Stolley Park
Veterinary Hospital

3020 W. Stolley Park Road  Grand Island, Nebraska  68801  
Phone:  308-384-6272   Fax:  308-384-0984

October Newsletter

The Mystery of a Cat's Purr

For centuries humans have adored cats and shared their lives with these fascinating creatures. Yet in this technological age of voicemail, e-mail, cyberspace and text messages, humans have yet to discover and understand the mystery of how cats purr. Any cat lover knows why and when their cat purrs, but to explain how a cat purrs is more difficult.

There are different theories about how purring is generated. Some believe purring is caused by vibration from air movement across the soft palate located in the back of the throat. Others speculate that a purring sound is created through turbulence in the blood vessels passing through the chest across the diaphragm (the muscle that controls breathing). But most people feel that purring originates in the larynx. The larynx is part of the respiratory tract and serves as a passageway for air in and out of the lungs. It is a cartilaginous structure surrounded by several muscles. Moving air through the larynx creates all other vocalizations made by animals. It seems most plausible that this would be the case for purring as well.

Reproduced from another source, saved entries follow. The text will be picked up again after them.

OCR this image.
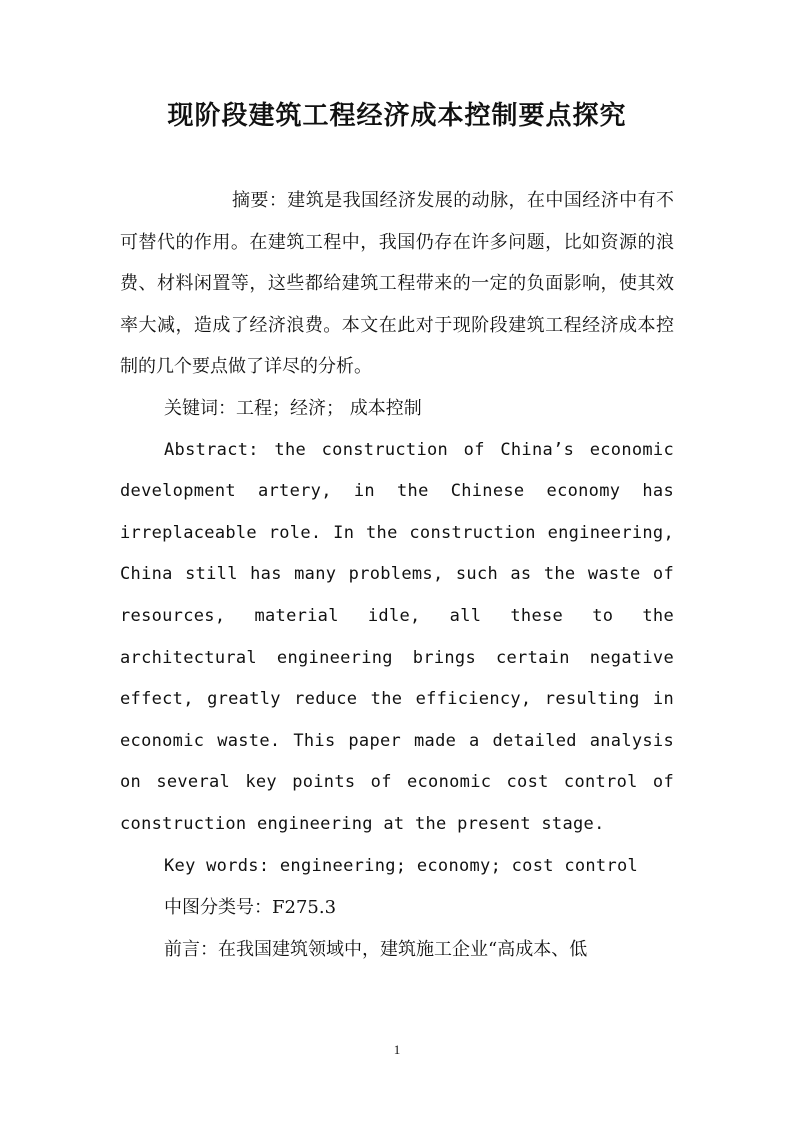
现阶段建筑工程经济成本控制要点探究

摘要：建筑是我国经济发展的动脉，在中国经济中有不可替代的作用。在建筑工程中，我国仍存在许多问题，比如资源的浪费、材料闲置等，这些都给建筑工程带来的一定的负面影响，使其效率大减，造成了经济浪费。本文在此对于现阶段建筑工程经济成本控制的几个要点做了详尽的分析。

关键词：工程；经济； 成本控制

Abstract: the construction of China’s economic development artery, in the Chinese economy has irreplaceable role. In the construction engineering, China still has many problems, such as the waste of resources, material idle, all these to the architectural engineering brings certain negative effect, greatly reduce the efficiency, resulting in economic waste. This paper made a detailed analysis on several key points of economic cost control of construction engineering at the present stage.

Key words: engineering; economy; cost control

中图分类号：F275.3

前言：在我国建筑领域中，建筑施工企业“高成本、低

1
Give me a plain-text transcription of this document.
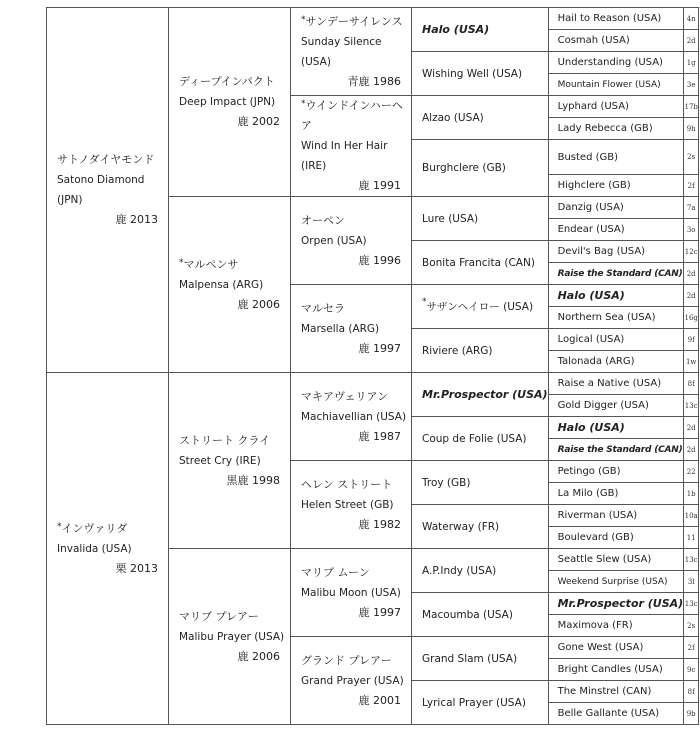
サトノダイヤモンド
Satono Diamond (JPN)
鹿 2013	ディープインパクト
Deep Impact (JPN)
鹿 2002	*サンデーサイレンス
Sunday Silence (USA)
青鹿 1986	Halo (USA)	Hail to Reason (USA)	4n

				Cosmah (USA)	2d

			Wishing Well (USA)	Understanding (USA)	1g

				Mountain Flower (USA)	3e

		*ウインドインハーヘア
Wind In Her Hair (IRE)
鹿 1991	Alzao (USA)	Lyphard (USA)	17b

				Lady Rebecca (GB)	9h

			Burghclere (GB)	Busted (GB)	2s

				Highclere (GB)	2f

	*マルペンサ
Malpensa (ARG)
鹿 2006	オーペン
Orpen (USA)
鹿 1996	Lure (USA)	Danzig (USA)	7a

				Endear (USA)	3o

			Bonita Francita (CAN)	Devil's Bag (USA)	12c

				Raise the Standard (CAN)	2d

		マルセラ
Marsella (ARG)
鹿 1997	*サザンヘイロー (USA)	Halo (USA)	2d

				Northern Sea (USA)	16g

			Riviere (ARG)	Logical (USA)	9f

				Talonada (ARG)	1w

*インヴァリダ
Invalida (USA)
栗 2013	ストリート クライ
Street Cry (IRE)
黒鹿 1998	マキアヴェリアン
Machiavellian (USA)
鹿 1987	Mr.Prospector (USA)	Raise a Native (USA)	8f

				Gold Digger (USA)	13c

			Coup de Folie (USA)	Halo (USA)	2d

				Raise the Standard (CAN)	2d

		ヘレン ストリート
Helen Street (GB)
鹿 1982	Troy (GB)	Petingo (GB)	22

				La Milo (GB)	1b

			Waterway (FR)	Riverman (USA)	10a

				Boulevard (GB)	11

	マリブ プレアー
Malibu Prayer (USA)
鹿 2006	マリブ ムーン
Malibu Moon (USA)
鹿 1997	A.P.Indy (USA)	Seattle Slew (USA)	13c

				Weekend Surprise (USA)	3l

			Macoumba (USA)	Mr.Prospector (USA)	13c

				Maximova (FR)	2s

		グランド プレアー
Grand Prayer (USA)
鹿 2001	Grand Slam (USA)	Gone West (USA)	2f

				Bright Candles (USA)	9c

			Lyrical Prayer (USA)	The Minstrel (CAN)	8f

				Belle Gallante (USA)	9b
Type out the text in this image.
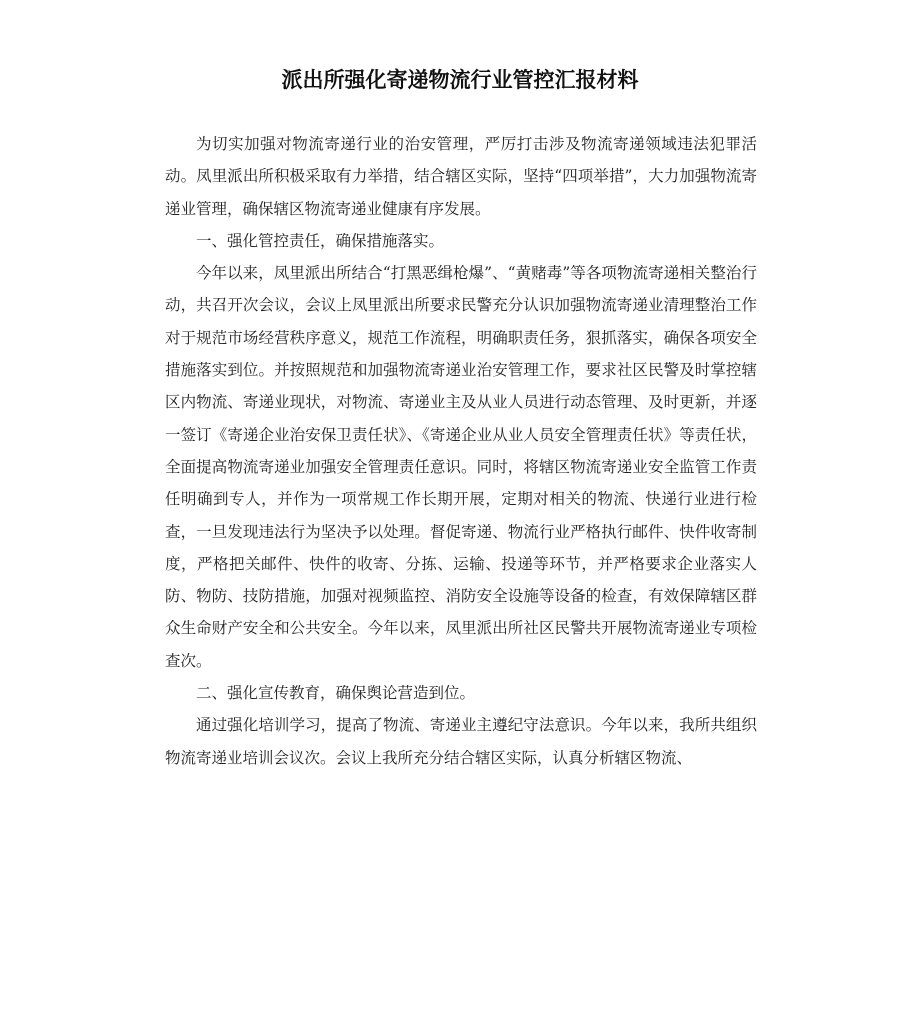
派出所强化寄递物流行业管控汇报材料

为切实加强对物流寄递行业的治安管理，严厉打击涉及物流寄递领域违法犯罪活动。凤里派出所积极采取有力举措，结合辖区实际，坚持“四项举措”，大力加强物流寄递业管理，确保辖区物流寄递业健康有序发展。

一、强化管控责任，确保措施落实。

今年以来，凤里派出所结合“打黑恶缉枪爆”、“黄赌毒”等各项物流寄递相关整治行动，共召开次会议，会议上凤里派出所要求民警充分认识加强物流寄递业清理整治工作对于规范市场经营秩序意义，规范工作流程，明确职责任务，狠抓落实，确保各项安全措施落实到位。并按照规范和加强物流寄递业治安管理工作，要求社区民警及时掌控辖区内物流、寄递业现状，对物流、寄递业主及从业人员进行动态管理、及时更新，并逐一签订《寄递企业治安保卫责任状》、《寄递企业从业人员安全管理责任状》等责任状，全面提高物流寄递业加强安全管理责任意识。同时，将辖区物流寄递业安全监管工作责任明确到专人，并作为一项常规工作长期开展，定期对相关的物流、快递行业进行检查，一旦发现违法行为坚决予以处理。督促寄递、物流行业严格执行邮件、快件收寄制度，严格把关邮件、快件的收寄、分拣、运输、投递等环节，并严格要求企业落实人防、物防、技防措施，加强对视频监控、消防安全设施等设备的检查，有效保障辖区群众生命财产安全和公共安全。今年以来，凤里派出所社区民警共开展物流寄递业专项检查次。

二、强化宣传教育，确保舆论营造到位。

通过强化培训学习，提高了物流、寄递业主遵纪守法意识。今年以来，我所共组织物流寄递业培训会议次。会议上我所充分结合辖区实际，认真分析辖区物流、
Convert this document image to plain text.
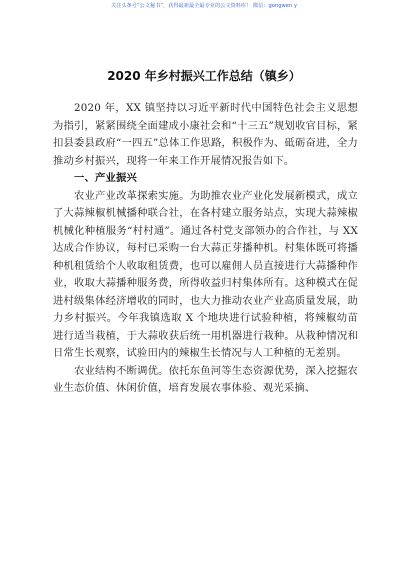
关注头条号“公文秘书”，获得最新最全最专业的公文资料库！ 微信：gongwen y
2020 年乡村振兴工作总结（镇乡）

2020 年，XX 镇坚持以习近平新时代中国特色社会主义思想为指引，紧紧围绕全面建成小康社会和“十三五”规划收官目标，紧扣县委县政府“一四五”总体工作思路，积极作为、砥砺奋进，全力推动乡村振兴，现将一年来工作开展情况报告如下。

一、产业振兴

农业产业改革探索实施。为助推农业产业化发展新模式，成立了大蒜辣椒机械播种联合社，在各村建立服务站点，实现大蒜辣椒机械化种植服务“村村通”。通过各村党支部领办的合作社，与 XX 达成合作协议，每村已采购一台大蒜正芽播种机。村集体既可将播种机租赁给个人收取租赁费，也可以雇佣人员直接进行大蒜播种作业，收取大蒜播种服务费，所得收益归村集体所有。这种模式在促进村级集体经济增收的同时，也大力推动农业产业高质量发展，助力乡村振兴。今年我镇选取 X 个地块进行试验种植，将辣椒幼苗进行适当栽植，于大蒜收获后统一用机器进行栽种。从栽种情况和日常生长观察，试验田内的辣椒生长情况与人工种植的无差别。

农业结构不断调优。依托东鱼河等生态资源优势，深入挖掘农业生态价值、休闲价值，培育发展农事体验、观光采摘、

The sound of a purr is generated by alterations in air pressure. Electrical impulses emitted from the brain stimulate the muscles of the larynx, causing them to rapidly contract and relax at approximately 20-30 times per second. The result of this rapid muscle stimulation creates fluctuations in air pressure in the larynx. The rapid increase and decrease in air pressure produces the sound we hear as a purr. If one listens closely to a purring cat, an audible change in intensity can be heard as a cat breathes.
Members of the feline family are the only animals that possess this unique gift. The ability of a cat to purr does vary within this family. Not all cats can purr during inhalation and exhalation, and the intensity of the sound varies among species. Cats that can purr include: domestic cats, puma, mountain lions, leopards, cheetahs, lions and tigers. Raccoons, black bear cubs and hyenas have also demonstratedsome ability to purr.

Most people believe that purring is used for communication purposes. Nursing queens have been observed purring and kittens can purr by the second day of life. It is also likely that purring has a calming effect on the cat itself. Many severely ill or injured cats continue to purr. Some research has been done to support that purring aids in the ability of the feline to heal because of the frequency of the sound made.

In summary, cats purr when they are content, as a means to communicate, and possibly to comfort themselves. The sound originates from the larynx through rapid muscle stimulation and air pressure fluctuation. Since felines are the only creatures that can purr, we still do not completely understand the phenomenon. Will there ever be an answer to the question: How does a cat purr? The world may never know!